- Born: 24 August 1948 Gundagai, New South Wales
- Died: 30 October 1972 (aged 24) Canberra, Australian Capital Territory
- Buried: Woden Cemetery
- Allegiance: Australia
- Branch: Australian Army
- Rank: Private
- Service number: 2412437
- Unit: 1st Battalion, Royal Australian Regiment
- Conflicts: Vietnam War Battle of Coral–Balmoral; ;
- Awards: Victoria Cross for Australia
- Police career
- Country: Australia
- Department: Australian Federal Police
- Service years: 1970–1972
- Rank: Constable

= Richard Norden (soldier) =

Australian soldier and Victoria Cross for Australia awardee

Richard Leslie Norden, (24 August 1948 – 30 October 1972 (Note: There are conflicting dates for Norden's death: his gravestone in Woden Cemetery states that he died on 31 October 1972; the National Police Memorial, the 1972/1973 ACT Police annual report, and a newspaper report of the coronial inquest into his death give the date as 30 October.)) was a soldier in the Australian Army during the Vietnam War who was awarded the Victoria Cross for Australia.

After his military service, Norden served in the Australian Capital Territory Police Force. He was killed in a motorcycle accident while on duty at the age of 24.

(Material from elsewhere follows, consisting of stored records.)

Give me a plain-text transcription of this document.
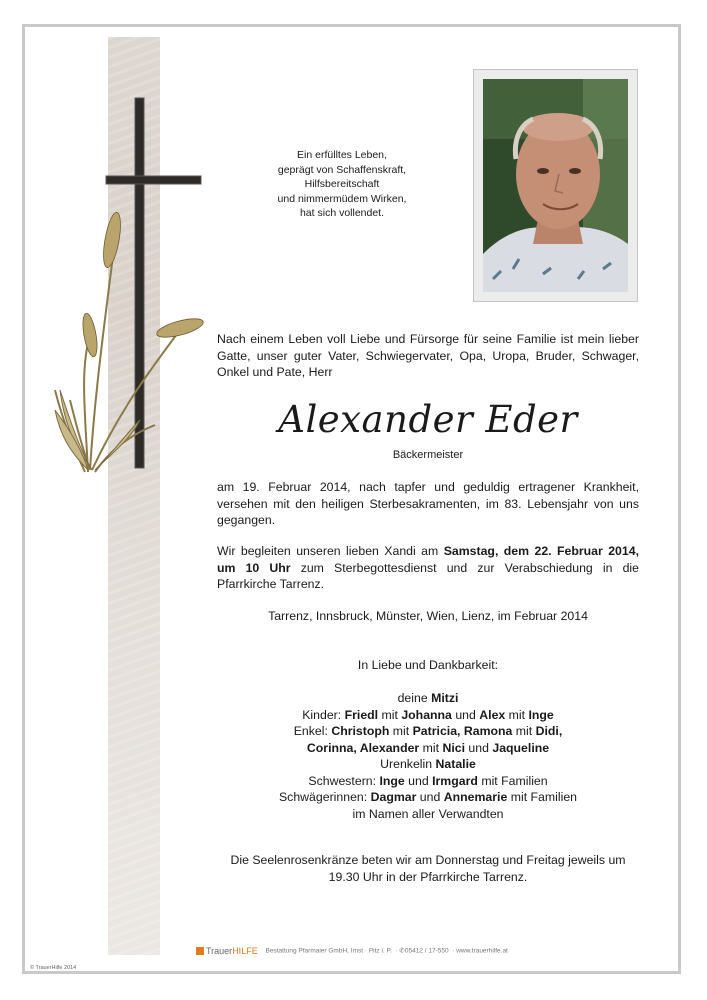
Ein erfülltes Leben,
geprägt von Schaffenskraft,
Hilfsbereitschaft
und nimmermüdem Wirken,
hat sich vollendet.
Nach einem Leben voll Liebe und Fürsorge für seine Familie ist mein lieber Gatte, unser guter Vater, Schwiegervater, Opa, Uropa, Bruder, Schwager, Onkel und Pate, Herr
Alexander Eder
Bäckermeister
am 19. Februar 2014, nach tapfer und geduldig ertragener Krankheit, versehen mit den heiligen Sterbesakramenten, im 83. Lebensjahr von uns gegangen.
Wir begleiten unseren lieben Xandi am Samstag, dem 22. Februar 2014, um 10 Uhr zum Sterbegottesdienst und zur Verabschiedung in die Pfarrkirche Tarrenz.
Tarrenz, Innsbruck, Münster, Wien, Lienz, im Februar 2014
In Liebe und Dankbarkeit:
deine Mitzi
Kinder: Friedl mit Johanna und Alex mit Inge
Enkel: Christoph mit Patricia, Ramona mit Didi,
Corinna, Alexander mit Nici und Jaqueline
Urenkelin Natalie
Schwestern: Inge und Irmgard mit Familien
Schwägerinnen: Dagmar und Annemarie mit Familien
im Namen aller Verwandten
Die Seelenrosenkränze beten wir am Donnerstag und Freitag jeweils um 19.30 Uhr in der Pfarrkirche Tarrenz.
TrauerHILFE Bestattung Pfarmaier GmbH, Imst · Pitz i. P.  · ✆05412 / 17-550  · www.trauerhilfe.at
© TrauerHilfe 2014
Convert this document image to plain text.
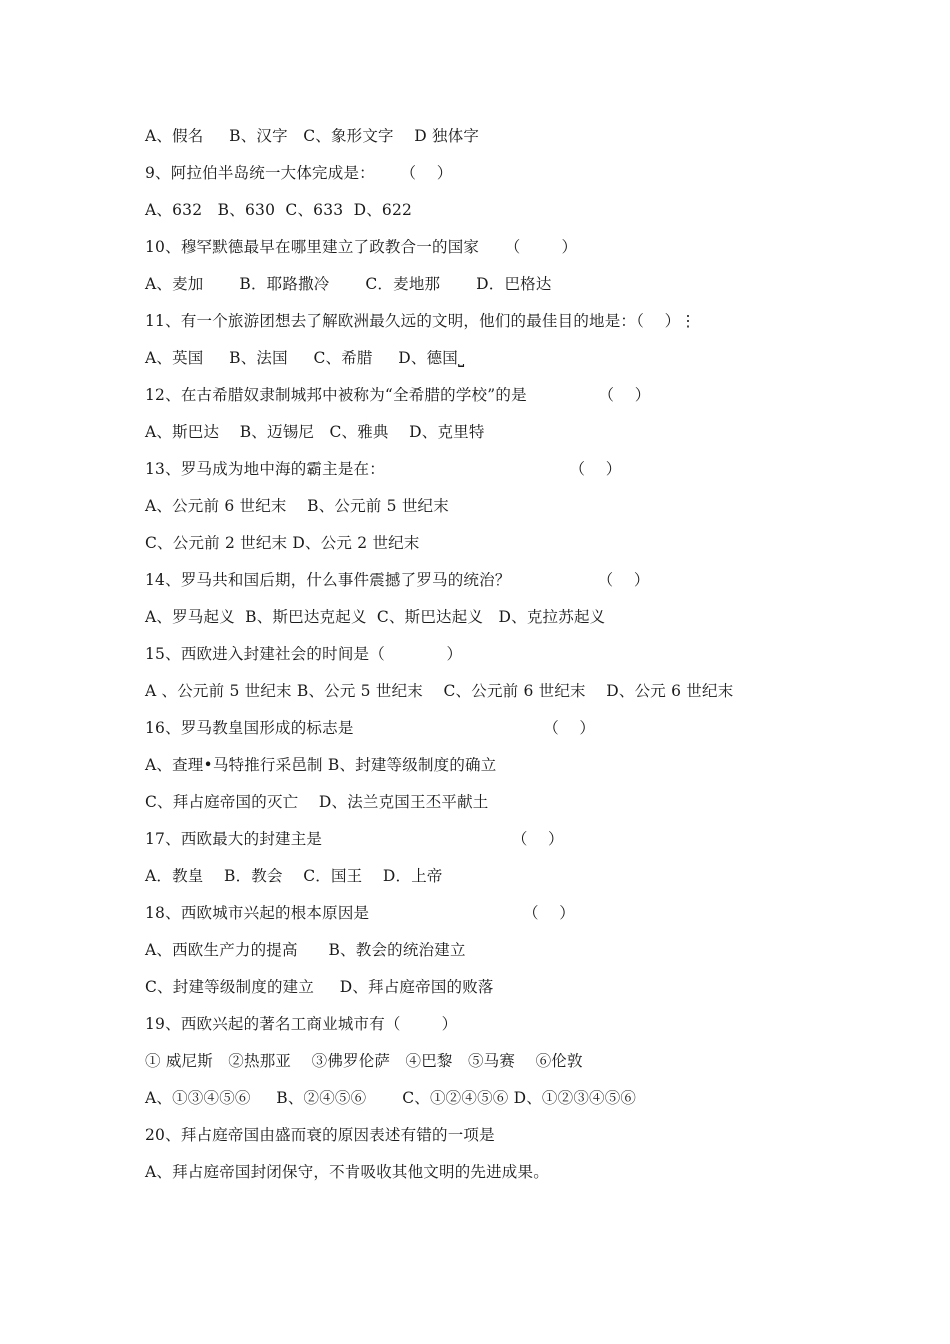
A、假名     B、汉字   C、象形文字    D 独体字
9、阿拉伯半岛统一大体完成是：     （    ）
A、632   B、630  C、633  D、622
10、穆罕默德最早在哪里建立了政教合一的国家     （        ）
A、麦加       B．耶路撒冷       C．麦地那       D．巴格达
11、有一个旅游团想去了解欧洲最久远的文明，他们的最佳目的地是：（    ）⋮
A、英国     B、法国     C、希腊     D、德国⎵
12、在古希腊奴隶制城邦中被称为“全希腊的学校”的是              （    ）
A、斯巴达    B、迈锡尼   C、雅典    D、克里特
13、罗马成为地中海的霸主是在：                                    （    ）
A、公元前 6 世纪末    B、公元前 5 世纪末
C、公元前 2 世纪末 D、公元 2 世纪末
14、罗马共和国后期，什么事件震撼了罗马的统治？                 （    ）
A、罗马起义  B、斯巴达克起义  C、斯巴达起义   D、克拉苏起义
15、西欧进入封建社会的时间是（            ）
A 、公元前 5 世纪末 B、公元 5 世纪末    C、公元前 6 世纪末    D、公元 6 世纪末
16、罗马教皇国形成的标志是                                     （    ）
A、查理•马特推行采邑制 B、封建等级制度的确立
C、拜占庭帝国的灭亡    D、法兰克国王丕平献土
17、西欧最大的封建主是                                     （    ）
A．教皇    B．教会    C．国王    D．上帝
18、西欧城市兴起的根本原因是                              （    ）
A、西欧生产力的提高      B、教会的统治建立
C、封建等级制度的建立     D、拜占庭帝国的败落
19、西欧兴起的著名工商业城市有（        ）
① 威尼斯   ②热那亚    ③佛罗伦萨   ④巴黎   ⑤马赛    ⑥伦敦
A、①③④⑤⑥     B、②④⑤⑥       C、①②④⑤⑥ D、①②③④⑤⑥
20、拜占庭帝国由盛而衰的原因表述有错的一项是
A、拜占庭帝国封闭保守，不肯吸收其他文明的先进成果。
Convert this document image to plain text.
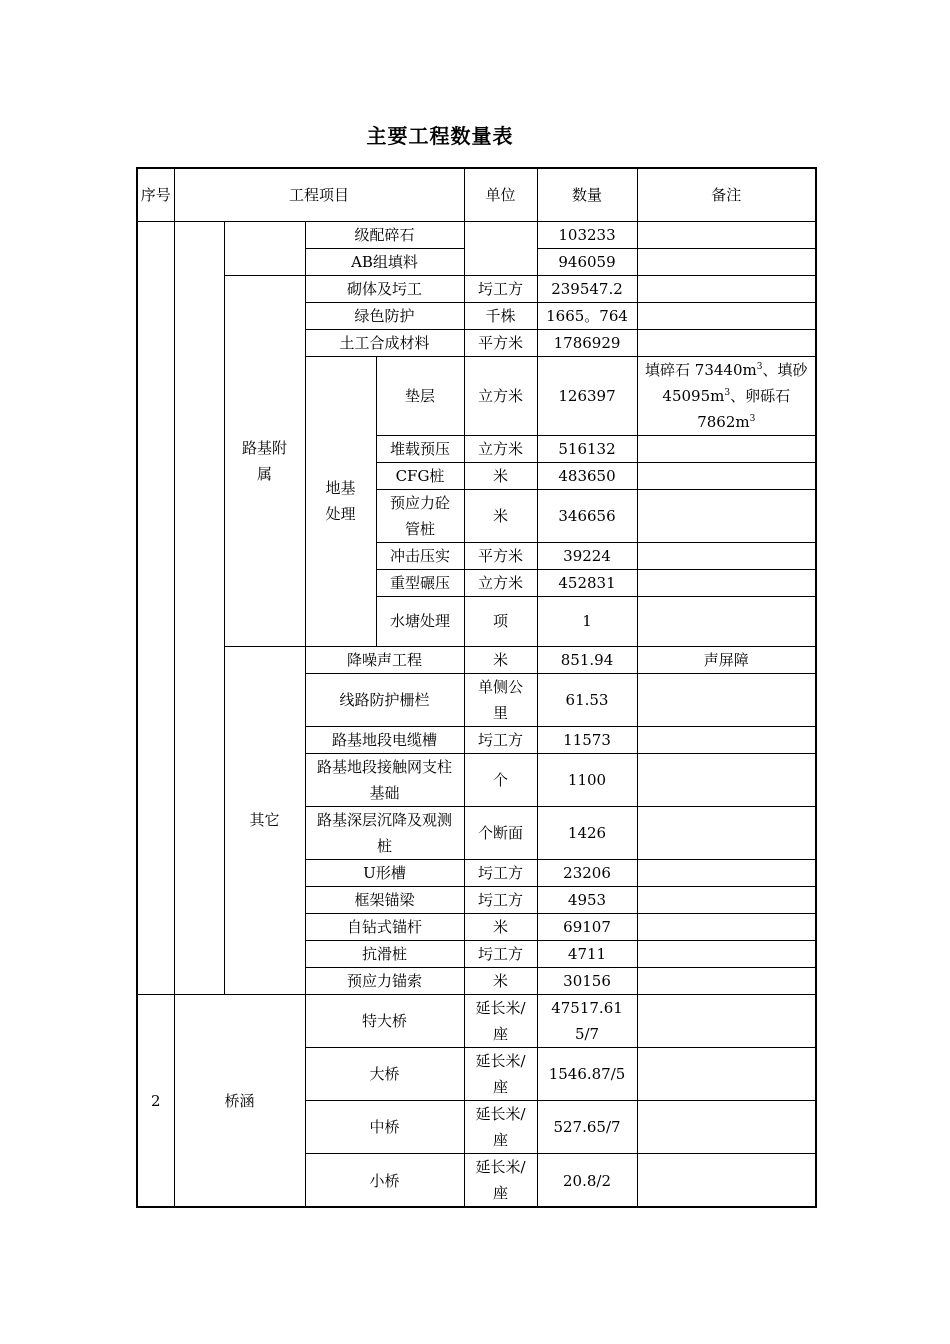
主要工程数量表
序号	工程项目				单位	数量	备注
			级配碎石			103233	
			AB组填料			946059	
		路基附属	砌体及圬工		圬工方	239547.2	
			绿色防护		千株	1665。764	
			土工合成材料		平方米	1786929	
			地基处理	垫层	立方米	126397	填碎石 $73440m^3$、填砂 $45095m^3$、卵砾石 $7862m^3$
				堆载预压	立方米	516132	
				CFG桩	米	483650	
				预应力砼管桩	米	346656	
				冲击压实	平方米	39224	
				重型碾压	立方米	452831	
				水塘处理	项	1	
		其它	降噪声工程		米	851.94	声屏障
			线路防护栅栏		单侧公里	61.53	
			路基地段电缆槽		圬工方	11573	
			路基地段接触网支柱基础		个	1100	
			路基深层沉降及观测桩		个断面	1426	
			U形槽		圬工方	23206	
			框架锚梁		圬工方	4953	
			自钻式锚杆		米	69107	
			抗滑桩		圬工方	4711	
			预应力锚索		米	30156	
2	桥涵		特大桥		延长米/座	47517.615/7	
			大桥		延长米/座	1546.87/5	
			中桥		延长米/座	527.65/7	
			小桥		延长米/座	20.8/2	
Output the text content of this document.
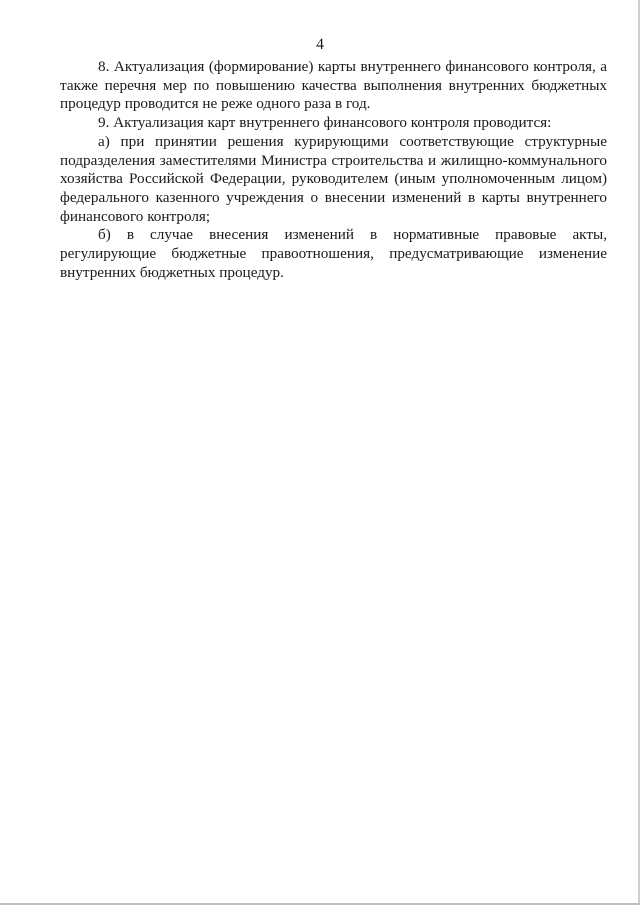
4

8. Актуализация (формирование) карты внутреннего финансового контроля, а также перечня мер по повышению качества выполнения внутренних бюджетных процедур проводится не реже одного раза в год.

9. Актуализация карт внутреннего финансового контроля проводится:

а) при принятии решения курирующими соответствующие структурные подразделения заместителями Министра строительства и жилищно-коммунального хозяйства Российской Федерации, руководителем (иным уполномоченным лицом) федерального казенного учреждения о внесении изменений в карты внутреннего финансового контроля;

б) в случае внесения изменений в нормативные правовые акты, регулирующие бюджетные правоотношения, предусматривающие изменение внутренних бюджетных процедур.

==Victoria Cross for Australia==
Norden was born in Gundagai, New South Wales, on 24 August 1948 to Walter Norden and Rita Crane. He enlisted in the Australian Army on 27 April 1966, aged 18. After completing training in Australia, he deployed to South Vietnam in late 1967 as part of a reinforcement unit. After completing further combat training in Vietnam, he was assigned to the 7th Battalion, Royal Australian Regiment (7RAR) in late January 1968. He served with 7RAR for several months before being posted in-country to the 1st Battalion, Royal Australian Regiment. Norden was awarded the Distinguished Conduct Medal on 10 December 1968, for his actions during the Battle of Coral–Balmoral in Bình Dương province, South Vietnam.

On 14 May 1968, his platoon was ambushed by between eight and ten North Vietnamese People's Army of Vietnam (PAVN) soldiers, severely wounding the section commander and forward scout. Norden rushed forward under enemy fire, after expending his ammunition and killing one PAVN soldier. Recovering the downed soldier's weapon he fired at the enemy, recovering the section commander, he then returned killing one soldier who had been using the forward scout as a shield. Discovering the scout to be dead, he then returned to his section to obtain grenades, before returning a third time to clear the area and allow the scout's body to be recovered. Nineteen-year-old Norden was severely wounded in the encounter, but survived his injuries.

In 2022, the Defence Honours and Awards Appeals Tribunal recommended that Norden be posthumously awarded the Victoria Cross for Australia in lieu of the Distinguished Conduct Medal. The recommendation for the award was approved by King Charles III on 1 November 2024. The award was announced by Governor-General Sam Mostyn and Prime Minister Anthony Albanese at the Australian War Memorial on 11 November.

==Police career==
After returning from Vietnam, Norden discharged from the Army in April 1969, having completed three years' service. He married Robynn Lenon in June 1969 and the couple established themselves in Canberra. Norden joined the Australian Capital Territory Police Force in February 1970. He died on active duty in a motorcycle collision in 1972 and was buried at Woden Cemetery.